Senior Deep Learning Architect at Megh Computing
Bangalore, IN

This position is located in Bangalore, India.

As Senior Deep Learning Architect, you will be responsible for architecture, development, training, and deployment of DL topologies as part of the Megh VAS platform and architect/own Megh’s Continuous Training Framework.


Primary responsibilities include:

  • Research on design/model/execution of DL algorithms on h/w architecture like Intel and Nvidia devices.
  • Research on novel DL or computational image algorithms for video analytics application and optimizing existing algorithms.
  • Involvement in all phases of model development, including data analysis, prototyping, testing, and deployment.
  • Design and implement software components and unit tests in C++/Python.
  • Optimize Computer Vision models for performance, efficiency, and accuracy on various hardware platforms.
  • Provide technical guidance and mentorship to junior members of the deep learning team.
  • Work with software architects to design and implement applications and s/w infrastructure:
    • With reviews at each stage to ensure integration into the larger system.
    • With an eye to future maintenance.
    • With simplicity and clarity.

Qualifications and experience

The following qualifications are required:

  • Bachelor’s/Master’s degree in Computer Science, Computer Engineering, relevant technical field, or equivalent practical experience.
  • 5-10 years of proven experience in Computer Vision, deep learning, and image processing.
  • Proficiency in programming languages like Python and experience with AI and machine learning frameworks, such as TensorFlow, MxNet, Pytorch, and Caffe.
  • In-depth knowledge of building and optimizing (for accuracy and performance) Computer Vision-based models that solve problems such as image classification, object detection, segmentation, and feature extraction.
  • Awareness of image processing and Computer Vision concepts, and proficiency with the OpenCV library and/or NVIDIA’s DeepStream.
  • Strong problem-solving skills and ability to work on challenging Computer Vision problems and build optimized networks on edge h/w from Intel, Nvidia, etc.

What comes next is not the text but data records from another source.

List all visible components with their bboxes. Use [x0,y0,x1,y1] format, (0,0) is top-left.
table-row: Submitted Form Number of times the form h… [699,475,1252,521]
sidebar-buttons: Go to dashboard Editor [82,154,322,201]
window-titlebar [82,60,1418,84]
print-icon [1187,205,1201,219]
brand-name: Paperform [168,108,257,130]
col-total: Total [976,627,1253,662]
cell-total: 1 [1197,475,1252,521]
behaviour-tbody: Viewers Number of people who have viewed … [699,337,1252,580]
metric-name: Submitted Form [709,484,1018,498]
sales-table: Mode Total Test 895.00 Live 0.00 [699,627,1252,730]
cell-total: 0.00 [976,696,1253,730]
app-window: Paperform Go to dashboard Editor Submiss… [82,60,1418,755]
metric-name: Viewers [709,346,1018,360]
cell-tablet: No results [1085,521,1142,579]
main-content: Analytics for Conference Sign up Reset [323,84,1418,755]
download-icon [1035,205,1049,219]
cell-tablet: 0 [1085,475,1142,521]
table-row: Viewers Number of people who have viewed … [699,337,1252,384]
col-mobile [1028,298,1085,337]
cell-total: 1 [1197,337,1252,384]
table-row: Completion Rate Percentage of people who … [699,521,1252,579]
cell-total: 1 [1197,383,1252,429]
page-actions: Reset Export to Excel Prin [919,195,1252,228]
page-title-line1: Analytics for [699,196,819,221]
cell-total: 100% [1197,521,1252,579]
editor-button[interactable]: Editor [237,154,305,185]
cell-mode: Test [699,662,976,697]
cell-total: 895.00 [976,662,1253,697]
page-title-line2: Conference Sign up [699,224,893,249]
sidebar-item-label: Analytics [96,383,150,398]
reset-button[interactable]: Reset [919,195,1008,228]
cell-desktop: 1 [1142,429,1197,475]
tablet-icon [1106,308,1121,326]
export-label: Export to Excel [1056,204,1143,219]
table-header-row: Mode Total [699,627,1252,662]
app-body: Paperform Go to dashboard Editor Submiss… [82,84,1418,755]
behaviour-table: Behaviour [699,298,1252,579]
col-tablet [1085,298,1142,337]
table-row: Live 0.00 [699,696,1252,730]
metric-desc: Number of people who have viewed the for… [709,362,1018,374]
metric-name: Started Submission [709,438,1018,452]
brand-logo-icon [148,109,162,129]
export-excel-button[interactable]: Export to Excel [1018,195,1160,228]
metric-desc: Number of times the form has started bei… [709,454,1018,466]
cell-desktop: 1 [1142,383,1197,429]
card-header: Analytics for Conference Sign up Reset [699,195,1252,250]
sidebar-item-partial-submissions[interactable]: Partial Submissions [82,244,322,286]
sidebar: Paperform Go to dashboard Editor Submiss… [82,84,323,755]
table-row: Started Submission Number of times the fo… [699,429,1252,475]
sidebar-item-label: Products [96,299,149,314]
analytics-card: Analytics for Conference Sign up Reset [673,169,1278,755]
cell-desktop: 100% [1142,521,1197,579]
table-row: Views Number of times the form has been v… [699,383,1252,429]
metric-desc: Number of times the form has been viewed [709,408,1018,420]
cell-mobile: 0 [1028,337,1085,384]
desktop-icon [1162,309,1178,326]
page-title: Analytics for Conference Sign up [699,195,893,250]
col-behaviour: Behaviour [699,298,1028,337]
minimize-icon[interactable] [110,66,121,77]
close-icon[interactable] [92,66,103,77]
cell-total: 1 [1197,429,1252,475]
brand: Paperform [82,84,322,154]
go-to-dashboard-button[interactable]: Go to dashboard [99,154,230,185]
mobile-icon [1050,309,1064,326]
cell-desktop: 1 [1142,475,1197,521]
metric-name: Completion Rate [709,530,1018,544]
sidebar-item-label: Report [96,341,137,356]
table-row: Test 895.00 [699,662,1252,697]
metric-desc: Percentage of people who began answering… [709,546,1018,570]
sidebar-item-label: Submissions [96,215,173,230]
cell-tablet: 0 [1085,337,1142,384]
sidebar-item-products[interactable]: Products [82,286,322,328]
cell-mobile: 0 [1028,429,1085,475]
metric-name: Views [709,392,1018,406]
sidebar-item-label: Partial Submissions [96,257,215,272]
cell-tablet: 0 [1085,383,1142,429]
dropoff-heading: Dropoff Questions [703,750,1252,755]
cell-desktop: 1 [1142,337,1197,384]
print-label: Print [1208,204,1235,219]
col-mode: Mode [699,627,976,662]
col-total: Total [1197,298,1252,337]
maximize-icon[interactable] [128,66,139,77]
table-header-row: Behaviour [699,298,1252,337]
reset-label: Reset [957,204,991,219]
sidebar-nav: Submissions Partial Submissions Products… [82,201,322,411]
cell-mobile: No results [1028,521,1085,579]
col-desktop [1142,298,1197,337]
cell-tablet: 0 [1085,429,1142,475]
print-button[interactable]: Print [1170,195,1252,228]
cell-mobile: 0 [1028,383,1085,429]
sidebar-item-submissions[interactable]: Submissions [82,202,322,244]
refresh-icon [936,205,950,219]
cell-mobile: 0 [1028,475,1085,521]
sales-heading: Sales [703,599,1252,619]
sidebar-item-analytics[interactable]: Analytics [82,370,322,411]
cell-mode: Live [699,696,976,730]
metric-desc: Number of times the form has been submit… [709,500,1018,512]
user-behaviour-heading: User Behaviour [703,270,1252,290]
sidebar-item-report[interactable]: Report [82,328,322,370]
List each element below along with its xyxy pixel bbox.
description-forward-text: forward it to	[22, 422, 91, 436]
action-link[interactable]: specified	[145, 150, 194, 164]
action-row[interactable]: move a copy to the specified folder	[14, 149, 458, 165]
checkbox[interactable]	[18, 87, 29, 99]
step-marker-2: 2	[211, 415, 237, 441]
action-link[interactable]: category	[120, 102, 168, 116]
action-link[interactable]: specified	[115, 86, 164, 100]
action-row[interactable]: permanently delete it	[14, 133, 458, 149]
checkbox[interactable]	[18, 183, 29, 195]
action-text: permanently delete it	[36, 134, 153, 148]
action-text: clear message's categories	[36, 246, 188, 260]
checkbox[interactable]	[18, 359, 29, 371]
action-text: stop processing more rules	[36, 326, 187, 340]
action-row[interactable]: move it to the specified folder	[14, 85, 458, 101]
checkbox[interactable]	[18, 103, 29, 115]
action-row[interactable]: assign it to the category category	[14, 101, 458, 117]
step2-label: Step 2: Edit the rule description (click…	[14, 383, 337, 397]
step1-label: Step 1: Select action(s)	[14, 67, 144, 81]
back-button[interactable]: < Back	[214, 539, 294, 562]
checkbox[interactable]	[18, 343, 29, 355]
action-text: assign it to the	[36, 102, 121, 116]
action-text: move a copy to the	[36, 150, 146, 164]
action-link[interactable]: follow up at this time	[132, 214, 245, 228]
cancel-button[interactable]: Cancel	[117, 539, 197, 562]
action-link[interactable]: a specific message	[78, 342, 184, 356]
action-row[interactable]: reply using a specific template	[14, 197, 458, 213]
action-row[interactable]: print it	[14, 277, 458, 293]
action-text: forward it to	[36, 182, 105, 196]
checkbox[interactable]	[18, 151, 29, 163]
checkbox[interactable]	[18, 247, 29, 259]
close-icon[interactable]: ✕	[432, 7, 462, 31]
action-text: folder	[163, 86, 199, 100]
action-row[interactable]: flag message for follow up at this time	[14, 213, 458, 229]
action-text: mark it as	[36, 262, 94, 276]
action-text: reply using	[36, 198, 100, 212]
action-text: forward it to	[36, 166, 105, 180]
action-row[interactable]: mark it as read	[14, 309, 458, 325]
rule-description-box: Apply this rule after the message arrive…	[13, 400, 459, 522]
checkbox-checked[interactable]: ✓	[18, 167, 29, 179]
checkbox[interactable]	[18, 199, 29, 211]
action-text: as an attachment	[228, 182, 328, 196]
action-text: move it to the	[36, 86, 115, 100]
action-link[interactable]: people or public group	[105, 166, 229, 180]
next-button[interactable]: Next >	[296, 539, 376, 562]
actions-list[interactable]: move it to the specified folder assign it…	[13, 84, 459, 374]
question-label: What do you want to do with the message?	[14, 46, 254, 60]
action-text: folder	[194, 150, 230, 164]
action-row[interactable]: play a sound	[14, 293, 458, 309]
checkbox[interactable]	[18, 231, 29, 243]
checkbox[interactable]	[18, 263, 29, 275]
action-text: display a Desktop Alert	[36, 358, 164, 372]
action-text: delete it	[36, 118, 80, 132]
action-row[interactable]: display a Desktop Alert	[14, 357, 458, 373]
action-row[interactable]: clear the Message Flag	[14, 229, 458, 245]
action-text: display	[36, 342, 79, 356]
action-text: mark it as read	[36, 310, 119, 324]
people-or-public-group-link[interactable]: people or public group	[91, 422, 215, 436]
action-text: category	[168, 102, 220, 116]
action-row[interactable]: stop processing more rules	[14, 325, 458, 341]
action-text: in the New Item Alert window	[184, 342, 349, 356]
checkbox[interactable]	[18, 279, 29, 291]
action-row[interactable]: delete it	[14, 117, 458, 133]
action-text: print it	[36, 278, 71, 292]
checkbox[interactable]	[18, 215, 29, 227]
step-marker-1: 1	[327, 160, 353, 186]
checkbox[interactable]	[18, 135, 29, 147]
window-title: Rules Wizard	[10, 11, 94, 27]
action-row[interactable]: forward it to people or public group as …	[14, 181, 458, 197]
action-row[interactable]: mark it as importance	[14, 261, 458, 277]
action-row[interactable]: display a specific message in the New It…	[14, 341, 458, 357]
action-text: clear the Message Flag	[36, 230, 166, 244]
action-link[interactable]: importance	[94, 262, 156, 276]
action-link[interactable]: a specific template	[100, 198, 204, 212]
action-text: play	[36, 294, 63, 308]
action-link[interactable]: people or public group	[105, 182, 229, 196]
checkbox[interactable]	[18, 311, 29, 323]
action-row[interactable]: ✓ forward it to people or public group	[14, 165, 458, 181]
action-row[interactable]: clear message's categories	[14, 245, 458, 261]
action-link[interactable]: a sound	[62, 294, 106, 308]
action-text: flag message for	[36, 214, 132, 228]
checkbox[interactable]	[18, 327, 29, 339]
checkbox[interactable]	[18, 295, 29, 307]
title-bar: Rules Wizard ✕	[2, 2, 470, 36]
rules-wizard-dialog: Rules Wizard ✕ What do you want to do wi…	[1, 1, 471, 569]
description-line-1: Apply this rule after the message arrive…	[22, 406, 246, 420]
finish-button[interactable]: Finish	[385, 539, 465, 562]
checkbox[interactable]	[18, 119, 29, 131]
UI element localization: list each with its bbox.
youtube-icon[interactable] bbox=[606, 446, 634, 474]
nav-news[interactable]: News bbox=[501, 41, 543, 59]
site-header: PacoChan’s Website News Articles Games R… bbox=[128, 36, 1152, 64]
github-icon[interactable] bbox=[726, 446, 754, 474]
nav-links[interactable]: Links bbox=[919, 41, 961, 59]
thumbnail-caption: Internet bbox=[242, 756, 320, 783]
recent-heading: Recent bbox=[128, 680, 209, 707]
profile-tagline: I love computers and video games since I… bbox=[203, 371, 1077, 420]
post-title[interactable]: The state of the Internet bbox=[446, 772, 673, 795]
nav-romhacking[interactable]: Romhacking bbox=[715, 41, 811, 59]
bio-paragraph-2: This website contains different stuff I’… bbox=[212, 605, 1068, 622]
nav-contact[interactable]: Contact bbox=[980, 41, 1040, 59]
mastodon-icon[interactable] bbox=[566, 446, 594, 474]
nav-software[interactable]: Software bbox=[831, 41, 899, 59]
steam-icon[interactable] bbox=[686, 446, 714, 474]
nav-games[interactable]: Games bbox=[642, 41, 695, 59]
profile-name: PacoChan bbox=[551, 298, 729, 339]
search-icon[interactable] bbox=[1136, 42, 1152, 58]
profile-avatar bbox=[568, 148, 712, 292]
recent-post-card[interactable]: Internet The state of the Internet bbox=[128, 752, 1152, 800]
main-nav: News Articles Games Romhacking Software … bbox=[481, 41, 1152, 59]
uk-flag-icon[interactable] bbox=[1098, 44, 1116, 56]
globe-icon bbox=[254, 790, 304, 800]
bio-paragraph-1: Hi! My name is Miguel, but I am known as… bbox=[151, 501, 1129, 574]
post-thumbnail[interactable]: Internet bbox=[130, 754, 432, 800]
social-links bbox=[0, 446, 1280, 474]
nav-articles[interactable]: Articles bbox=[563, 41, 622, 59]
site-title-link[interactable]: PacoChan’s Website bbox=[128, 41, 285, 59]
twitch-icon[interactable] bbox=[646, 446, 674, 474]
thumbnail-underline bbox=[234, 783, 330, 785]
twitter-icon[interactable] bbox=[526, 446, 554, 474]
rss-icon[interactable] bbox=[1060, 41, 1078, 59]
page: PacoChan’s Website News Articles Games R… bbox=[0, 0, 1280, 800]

The following qualifications are highly desirable:

  • The ideal candidate will have a strong technical background in software development and a deep understanding of NVIDIA’s TensorRT and Intel Openvino Optimization framework.
  • Experience with cross-language interoperability (pybind11, cython, etc).
  • Understanding of container (Docker, Dockerhub, etc.), hypervisors, and other virtualization technologies.
  • Experience with developing machine learning models at scale from inception to business impact.